Na posição infantil, a "lei do equilíbrio" não é entendida, a dádiva não é entendida: passamos a responsabilidade da nossa satisfação para o Outro, o que é um fator de extremo desgaste para qualquer relação. Devemos sempre libertar os outros da obrigação de nos fazerem felizes.
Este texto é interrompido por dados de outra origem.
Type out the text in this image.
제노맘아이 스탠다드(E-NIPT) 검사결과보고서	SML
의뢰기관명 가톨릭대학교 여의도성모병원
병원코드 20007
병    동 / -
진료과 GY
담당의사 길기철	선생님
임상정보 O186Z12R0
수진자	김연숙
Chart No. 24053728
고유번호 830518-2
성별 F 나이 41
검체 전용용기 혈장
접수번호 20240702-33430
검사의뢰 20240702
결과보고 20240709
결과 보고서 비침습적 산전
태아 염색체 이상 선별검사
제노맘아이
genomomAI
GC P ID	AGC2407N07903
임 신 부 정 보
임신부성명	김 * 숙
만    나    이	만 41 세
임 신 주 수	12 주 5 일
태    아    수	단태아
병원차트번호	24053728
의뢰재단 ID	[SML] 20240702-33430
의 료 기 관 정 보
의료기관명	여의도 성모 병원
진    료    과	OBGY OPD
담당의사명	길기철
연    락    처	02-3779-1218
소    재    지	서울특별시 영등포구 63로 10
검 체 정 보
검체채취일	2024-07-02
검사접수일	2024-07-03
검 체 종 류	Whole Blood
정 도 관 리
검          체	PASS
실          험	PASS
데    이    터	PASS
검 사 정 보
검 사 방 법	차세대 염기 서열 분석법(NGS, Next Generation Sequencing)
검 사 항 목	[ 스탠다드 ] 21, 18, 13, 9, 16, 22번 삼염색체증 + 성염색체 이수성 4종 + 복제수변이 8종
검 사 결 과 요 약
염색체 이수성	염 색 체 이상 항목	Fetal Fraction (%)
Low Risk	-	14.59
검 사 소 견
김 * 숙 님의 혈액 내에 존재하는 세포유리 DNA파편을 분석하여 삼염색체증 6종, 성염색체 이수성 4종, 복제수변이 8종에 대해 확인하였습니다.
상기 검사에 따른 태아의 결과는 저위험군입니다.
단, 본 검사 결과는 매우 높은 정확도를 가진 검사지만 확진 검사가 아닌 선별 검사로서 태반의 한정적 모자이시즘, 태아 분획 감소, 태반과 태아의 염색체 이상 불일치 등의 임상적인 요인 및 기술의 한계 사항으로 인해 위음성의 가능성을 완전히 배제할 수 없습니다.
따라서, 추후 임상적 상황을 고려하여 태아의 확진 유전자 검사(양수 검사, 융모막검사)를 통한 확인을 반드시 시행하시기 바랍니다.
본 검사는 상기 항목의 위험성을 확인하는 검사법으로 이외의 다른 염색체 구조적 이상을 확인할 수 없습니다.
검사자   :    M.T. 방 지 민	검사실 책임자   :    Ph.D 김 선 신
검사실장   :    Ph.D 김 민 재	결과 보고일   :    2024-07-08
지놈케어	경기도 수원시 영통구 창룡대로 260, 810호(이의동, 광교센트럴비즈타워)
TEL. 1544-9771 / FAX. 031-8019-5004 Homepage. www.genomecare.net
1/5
É na "lei do equilíbrio" que nos curamos se aprendermos a fazer as trocas. Para isso, precisamos de sair da posição de queixa, saber agradecer a vida e a tigela ou a peneira que recebemos, e assumir que o resto é conosco, individualmente. Para consegui-lo, devemos investir no autoconhecimento. Começarmos, por exemplo, por reconhecer a nossa posição infantil; por reconhecer que o 'design humano' é cheio de traumas; que os pais não são perfeitos; que não saímos de casa com todos os ingredientes necessários (que também os pais não partiram das suas origens com todos os ingredientes, nem os avós, nem os bisavós, e que cada geração fez o que conseguiu). Ter esta noção desenvolve a nossa capacidade de compreensão, de empatia e de amorosidade em relação aos outros - percebemos que não há por que levar para o lado pessoal o facto de a nossa mãe nos ter dado apenas um ovo: não havia falta de amor, só não havia mais do que um ovo para nós. Aceitá-lo é apanágio de uma posição adulta.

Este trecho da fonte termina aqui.